Terör eylemlerinin planlayıcıları da hedeflerini müzakere ederken kod ya da metaforlar kullanarak iletişim kurarlar. Örneğin, ABD’de gerçekleşen 11 Eylül saldırısının planlayıcılarından Muhammed Atta ve Remzi bin eş-Şibh, Dünya Ticaret Merkezi'nden ‘İmara’ (mimari), ABD Savunma Bakanlığı’ndan (Pentagon) ‘funun’ (sanat) ve Beyaz Saray'dan ‘siyase’ (siyaset) olarak bahsetmişlerdir.

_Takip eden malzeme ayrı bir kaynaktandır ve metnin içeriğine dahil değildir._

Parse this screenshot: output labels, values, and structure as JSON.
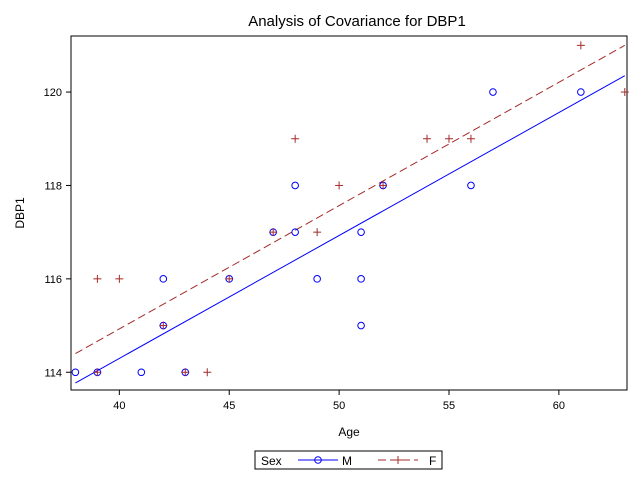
{
  "chart_data": {
    "type": "scatter",
    "title": "Analysis of Covariance for DBP1",
    "xlabel": "Age",
    "ylabel": "DBP1",
    "xlim": [
      37.8,
      63.1
    ],
    "ylim": [
      113.62,
      121.2
    ],
    "xticks": [
      40,
      45,
      50,
      55,
      60
    ],
    "yticks": [
      114,
      116,
      118,
      120
    ],
    "grid": false,
    "legend": {
      "placement": "bottom",
      "title": "Sex",
      "entries": [
        "M",
        "F"
      ]
    },
    "series": [
      {
        "name": "M",
        "marker": "circle",
        "line_style": "solid",
        "color": "#0000ff",
        "points": [
          [
            38,
            114
          ],
          [
            39,
            114
          ],
          [
            41,
            114
          ],
          [
            42,
            116
          ],
          [
            42,
            115
          ],
          [
            43,
            114
          ],
          [
            45,
            116
          ],
          [
            47,
            117
          ],
          [
            48,
            118
          ],
          [
            48,
            117
          ],
          [
            49,
            116
          ],
          [
            51,
            117
          ],
          [
            51,
            116
          ],
          [
            51,
            115
          ],
          [
            52,
            118
          ],
          [
            56,
            118
          ],
          [
            57,
            120
          ],
          [
            61,
            120
          ]
        ],
        "fit_line": [
          [
            38,
            113.77
          ],
          [
            63,
            120.35
          ]
        ]
      },
      {
        "name": "F",
        "marker": "plus",
        "line_style": "dashed",
        "color": "#a52a2a",
        "points": [
          [
            39,
            116
          ],
          [
            39,
            114
          ],
          [
            40,
            116
          ],
          [
            42,
            115
          ],
          [
            43,
            114
          ],
          [
            44,
            114
          ],
          [
            45,
            116
          ],
          [
            47,
            117
          ],
          [
            48,
            119
          ],
          [
            49,
            117
          ],
          [
            50,
            118
          ],
          [
            52,
            118
          ],
          [
            54,
            119
          ],
          [
            55,
            119
          ],
          [
            56,
            119
          ],
          [
            61,
            121
          ],
          [
            63,
            120
          ]
        ],
        "fit_line": [
          [
            38,
            114.4
          ],
          [
            63,
            121.0
          ]
        ]
      }
    ]
  }
}
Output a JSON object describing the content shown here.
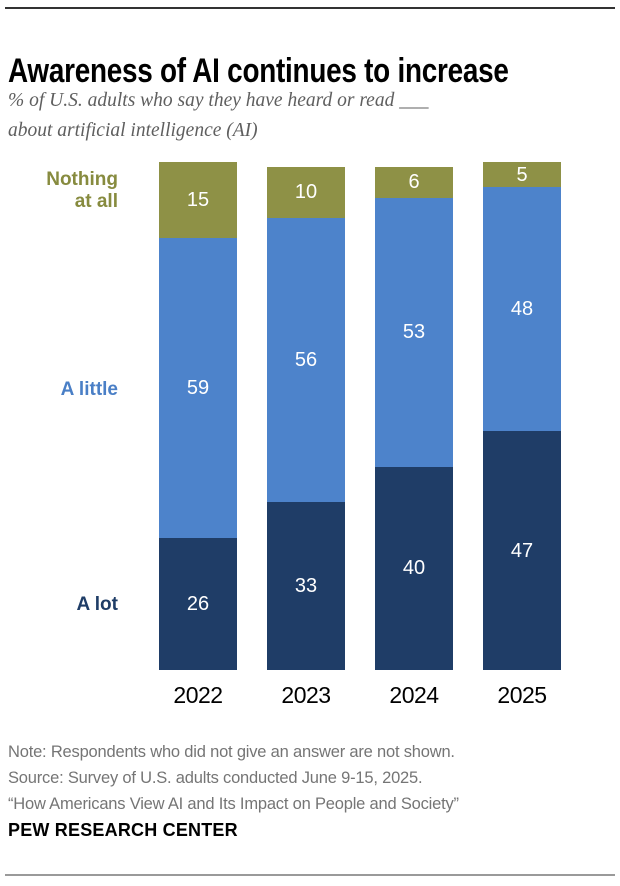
{
  "header": {
    "title": "Awareness of AI continues to increase"
  },
  "subtitle": {
    "lines": [
      "% of U.S. adults who say they have heard or read ___",
      "about artificial intelligence (AI)"
    ]
  },
  "chart_data": {
    "type": "bar",
    "stacked": true,
    "title": "Awareness of AI continues to increase",
    "subtitle": "% of U.S. adults who say they have heard or read ___ about artificial intelligence (AI)",
    "categories": [
      "2022",
      "2023",
      "2024",
      "2025"
    ],
    "series": [
      {
        "name": "Nothing at all",
        "values": [
          15,
          10,
          6,
          5
        ],
        "color": "#8e9146",
        "label_color": "#878b3f"
      },
      {
        "name": "A little",
        "values": [
          59,
          56,
          53,
          48
        ],
        "color": "#4d83cb",
        "label_color": "#4a7fc6"
      },
      {
        "name": "A lot",
        "values": [
          26,
          33,
          40,
          47
        ],
        "color": "#1f3d67",
        "label_color": "#1f3d67"
      }
    ],
    "xlabel": "",
    "ylabel": "",
    "ylim": [
      0,
      100
    ],
    "grid": false,
    "legend_position": "left",
    "value_label_color": "#ffffff",
    "axis_label_color": "#000000"
  },
  "footer": {
    "note": "Note: Respondents who did not give an answer are not shown.",
    "source": "Source: Survey of U.S. adults conducted June 9-15, 2025.",
    "report": "“How Americans View AI and Its Impact on People and Society”",
    "brand": "PEW RESEARCH CENTER"
  }
}
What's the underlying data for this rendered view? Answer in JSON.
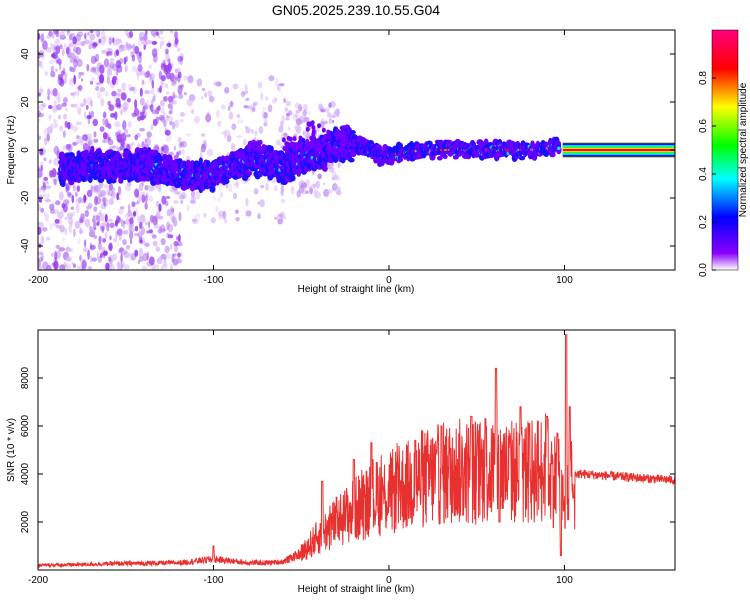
{
  "figure": {
    "title": "GN05.2025.239.10.55.G04"
  },
  "colors": {
    "background": "#ffffff",
    "snr_line": "#e8302f",
    "axis": "#000000"
  },
  "chart_data": [
    {
      "type": "heatmap",
      "xlabel": "Height of straight line (km)",
      "ylabel": "Frequency (Hz)",
      "xlim": [
        -200,
        163
      ],
      "ylim": [
        -50,
        50
      ],
      "x_ticks": [
        -200,
        -100,
        0,
        100
      ],
      "y_ticks": [
        -40,
        -20,
        0,
        20,
        40
      ],
      "colorbar": {
        "label": "Normalized spectral amplitude",
        "range": [
          0,
          1
        ],
        "ticks": [
          0.0,
          0.2,
          0.4,
          0.6,
          0.8
        ],
        "colormap": [
          "#ffffff",
          "#8a00ff",
          "#0000ff",
          "#00ffff",
          "#00ff00",
          "#ffff00",
          "#ff0000",
          "#ff0080"
        ]
      },
      "ridge": [
        {
          "x": -185,
          "f": -8
        },
        {
          "x": -170,
          "f": -6
        },
        {
          "x": -155,
          "f": -7
        },
        {
          "x": -140,
          "f": -6
        },
        {
          "x": -125,
          "f": -9
        },
        {
          "x": -110,
          "f": -11
        },
        {
          "x": -100,
          "f": -10
        },
        {
          "x": -90,
          "f": -7
        },
        {
          "x": -80,
          "f": -5
        },
        {
          "x": -70,
          "f": -4
        },
        {
          "x": -60,
          "f": -8
        },
        {
          "x": -50,
          "f": -3
        },
        {
          "x": -40,
          "f": -2
        },
        {
          "x": -30,
          "f": 2
        },
        {
          "x": -20,
          "f": 3
        },
        {
          "x": -10,
          "f": 0
        },
        {
          "x": -5,
          "f": -3
        },
        {
          "x": 0,
          "f": -2
        },
        {
          "x": 10,
          "f": -1
        },
        {
          "x": 20,
          "f": 0
        },
        {
          "x": 40,
          "f": 0
        },
        {
          "x": 60,
          "f": 0
        },
        {
          "x": 80,
          "f": 0
        },
        {
          "x": 95,
          "f": 1
        },
        {
          "x": 100,
          "f": 0
        },
        {
          "x": 163,
          "f": 0
        }
      ]
    },
    {
      "type": "line",
      "xlabel": "Height of straight line (km)",
      "ylabel": "SNR (10 * v/v)",
      "xlim": [
        -200,
        163
      ],
      "ylim": [
        0,
        10000
      ],
      "x_ticks": [
        -200,
        -100,
        0,
        100
      ],
      "y_ticks": [
        2000,
        4000,
        6000,
        8000
      ],
      "envelope": [
        {
          "x": -200,
          "y": 200
        },
        {
          "x": -180,
          "y": 220
        },
        {
          "x": -160,
          "y": 260
        },
        {
          "x": -140,
          "y": 280
        },
        {
          "x": -120,
          "y": 300
        },
        {
          "x": -100,
          "y": 450
        },
        {
          "x": -90,
          "y": 380
        },
        {
          "x": -80,
          "y": 300
        },
        {
          "x": -70,
          "y": 300
        },
        {
          "x": -60,
          "y": 350
        },
        {
          "x": -50,
          "y": 700
        },
        {
          "x": -40,
          "y": 1400
        },
        {
          "x": -30,
          "y": 2000
        },
        {
          "x": -20,
          "y": 2500
        },
        {
          "x": -10,
          "y": 2900
        },
        {
          "x": 0,
          "y": 3200
        },
        {
          "x": 10,
          "y": 3500
        },
        {
          "x": 20,
          "y": 3800
        },
        {
          "x": 30,
          "y": 4000
        },
        {
          "x": 40,
          "y": 4100
        },
        {
          "x": 50,
          "y": 4100
        },
        {
          "x": 60,
          "y": 4200
        },
        {
          "x": 70,
          "y": 4100
        },
        {
          "x": 80,
          "y": 4100
        },
        {
          "x": 90,
          "y": 4300
        },
        {
          "x": 97,
          "y": 3500
        },
        {
          "x": 100,
          "y": 2500
        },
        {
          "x": 104,
          "y": 4000
        },
        {
          "x": 110,
          "y": 4000
        },
        {
          "x": 130,
          "y": 3900
        },
        {
          "x": 150,
          "y": 3800
        },
        {
          "x": 163,
          "y": 3750
        }
      ],
      "spikes": [
        {
          "x": -100,
          "y": 1000
        },
        {
          "x": -38,
          "y": 3700
        },
        {
          "x": -20,
          "y": 4600
        },
        {
          "x": -10,
          "y": 5300
        },
        {
          "x": 15,
          "y": 5400
        },
        {
          "x": 30,
          "y": 6000
        },
        {
          "x": 47,
          "y": 6400
        },
        {
          "x": 55,
          "y": 6300
        },
        {
          "x": 61,
          "y": 8400
        },
        {
          "x": 63,
          "y": 2000
        },
        {
          "x": 75,
          "y": 6800
        },
        {
          "x": 80,
          "y": 6100
        },
        {
          "x": 90,
          "y": 6400
        },
        {
          "x": 96,
          "y": 5700
        },
        {
          "x": 98,
          "y": 600
        },
        {
          "x": 101,
          "y": 9800
        },
        {
          "x": 103,
          "y": 6800
        },
        {
          "x": 105,
          "y": 3000
        }
      ]
    }
  ]
}
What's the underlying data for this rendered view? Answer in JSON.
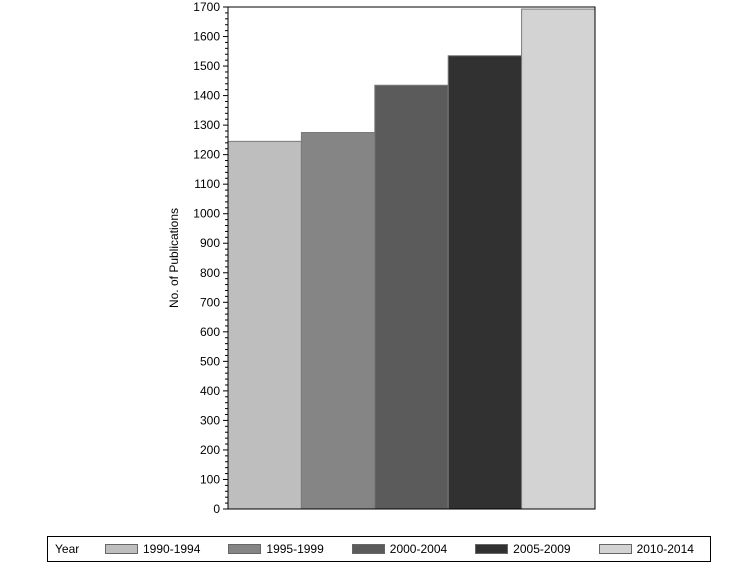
{
  "chart_data": {
    "type": "bar",
    "title": "",
    "xlabel": "",
    "ylabel": "No. of Publications",
    "ylim": [
      0,
      1700
    ],
    "yticks": [
      0,
      100,
      200,
      300,
      400,
      500,
      600,
      700,
      800,
      900,
      1000,
      1100,
      1200,
      1300,
      1400,
      1500,
      1600,
      1700
    ],
    "categories": [
      "1990-1994",
      "1995-1999",
      "2000-2004",
      "2005-2009",
      "2010-2014"
    ],
    "values": [
      1245,
      1275,
      1435,
      1535,
      1693
    ],
    "colors": [
      "#bebebe",
      "#858585",
      "#5b5b5b",
      "#313131",
      "#d3d3d3"
    ],
    "legend": {
      "title": "Year",
      "placement": "bottom",
      "items": [
        "1990-1994",
        "1995-1999",
        "2000-2004",
        "2005-2009",
        "2010-2014"
      ]
    },
    "grid": false
  }
}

Uydu telefonları, Mısır'daki 25 Ocak devrimi sırasında, hapishaneden kaçan Müslüman Kardeşler Teşkilatı (İhvan-ı Müslimin) üyelerinin iletişim kurmak için Thuraya mobil uydu telefonları kullandıkları söylentisiyle gündeme gelmişti. Bu telefonlar şifreleme teknolojisine sahip olsa da gizli dinlemeye karşı savunmasız bir yapıya sahip. Terör örgütlerinin liderleri, uzak ve az nüfuslu bölgelerde bile bu telefonların kullanımına karşı uzun zamandır temkinli davranıyor. Ancak gözlemcilere göre bu telefonlar, terör örgütlerinin liderleri arasında popüler bir iletişim aracı olmaya devam ediyor ve takip edilmelerini zorlaştırıyor.